Thich Nhat Hanh (1926-2022)

Zaterdag 22 januari overleed in de Từ Hiếu Tempel in Huế, Vietnam, op 95 jarige leeftijd zenleraar Thich Nhat Hanh.
Op 28 mei 1966 ontmoette Nhat Hanh de dan al langer in het boeddhisme geïnteresseerde Thomas Merton in diens abdij Gethsemani. Volgens een gemeenschappelijke vriend, de zopas overleden Jim Forest, spraken beiden tot diep in de nacht met elkaar: over het monastieke leven in elkaars tradities, over meditatie maar ook over de Vietnamoorlog.

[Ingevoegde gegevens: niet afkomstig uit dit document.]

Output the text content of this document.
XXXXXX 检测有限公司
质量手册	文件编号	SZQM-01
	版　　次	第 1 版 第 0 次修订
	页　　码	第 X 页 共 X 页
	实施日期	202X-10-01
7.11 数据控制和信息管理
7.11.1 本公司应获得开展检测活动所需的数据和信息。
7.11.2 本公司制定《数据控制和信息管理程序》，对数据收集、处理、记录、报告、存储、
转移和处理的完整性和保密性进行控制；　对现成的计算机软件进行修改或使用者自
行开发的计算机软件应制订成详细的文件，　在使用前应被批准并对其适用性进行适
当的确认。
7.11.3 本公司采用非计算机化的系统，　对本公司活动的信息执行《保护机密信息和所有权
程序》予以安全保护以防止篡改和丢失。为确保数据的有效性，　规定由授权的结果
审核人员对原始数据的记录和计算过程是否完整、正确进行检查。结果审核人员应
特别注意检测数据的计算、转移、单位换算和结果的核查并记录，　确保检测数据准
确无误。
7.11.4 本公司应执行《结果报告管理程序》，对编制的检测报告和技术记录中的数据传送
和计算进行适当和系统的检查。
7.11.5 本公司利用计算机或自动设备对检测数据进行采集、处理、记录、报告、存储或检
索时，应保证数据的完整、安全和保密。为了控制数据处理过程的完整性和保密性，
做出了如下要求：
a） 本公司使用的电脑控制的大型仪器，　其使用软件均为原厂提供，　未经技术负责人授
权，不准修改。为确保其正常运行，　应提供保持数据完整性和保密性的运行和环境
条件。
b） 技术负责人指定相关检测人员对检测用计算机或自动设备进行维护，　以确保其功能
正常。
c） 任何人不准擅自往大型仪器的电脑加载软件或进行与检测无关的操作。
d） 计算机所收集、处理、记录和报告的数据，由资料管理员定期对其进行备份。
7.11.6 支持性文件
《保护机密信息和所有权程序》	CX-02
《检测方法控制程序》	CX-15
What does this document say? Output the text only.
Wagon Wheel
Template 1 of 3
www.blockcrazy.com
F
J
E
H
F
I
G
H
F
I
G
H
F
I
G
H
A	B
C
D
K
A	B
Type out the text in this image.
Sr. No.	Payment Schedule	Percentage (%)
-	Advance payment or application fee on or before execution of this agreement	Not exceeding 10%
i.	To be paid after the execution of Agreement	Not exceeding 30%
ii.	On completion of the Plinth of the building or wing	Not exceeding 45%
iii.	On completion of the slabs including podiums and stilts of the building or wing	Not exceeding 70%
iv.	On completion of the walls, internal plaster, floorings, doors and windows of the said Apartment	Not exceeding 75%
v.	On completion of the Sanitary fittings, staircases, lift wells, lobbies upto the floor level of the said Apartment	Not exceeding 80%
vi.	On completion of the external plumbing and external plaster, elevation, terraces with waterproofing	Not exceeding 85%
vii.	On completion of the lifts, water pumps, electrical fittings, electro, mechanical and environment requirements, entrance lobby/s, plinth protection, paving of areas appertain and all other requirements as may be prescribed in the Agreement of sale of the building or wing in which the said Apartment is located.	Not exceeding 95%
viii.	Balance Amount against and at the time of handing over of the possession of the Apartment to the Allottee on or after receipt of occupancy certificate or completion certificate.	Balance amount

Daags daarna zou Nhat Hanh de monniken van Gethsemani toespreken, maar hij was zijn stem kwijt. Merton vertelde dan over hun conversatie de avond voordien, een verslag dat op band werd opgenomen. Daarin omschrijft Merton Nhat Hanh als “een uitermate eenvoudig en nederig persoon”, een “volkomen gevormd monnik”. Kort na deze ontmoeting publiceerde Merton in het magazine Jubilee een kort essay onder de titel “Nhat Hanh is my Brother”. Later correspondeerden zij nog met elkaar.
*
“Ik zei dat Nhat Hanh mijn broeder is en dat is waar. We zijn beiden monniken en leiden al ongeveer evenveel jaren het monastieke leven. We zijn beiden dichters, beiden existentialisten. Ik heb veel meer gemeenschappelijk met Nhat Hanh dan ik heb met veel Amerikanen, en ik aarzel niet om dat te zeggen. Het is van vitaal belang dat zulke banden erkend worden. Ze zijn de banden van een nieuwe solidariteit en een nieuwe broederschap die zich op elk van de vijf
continenten begint te manifesteren en die alle politieke, religieuze en culturele lijnen doorkruist en zo jonge mannen en vrouwen in elk land met elkaar verenigt in iets wat concreter is dan een ideaal en meer levend dan een programma. Deze eenheid tussen de jongeren is de enige hoop van de wereld.”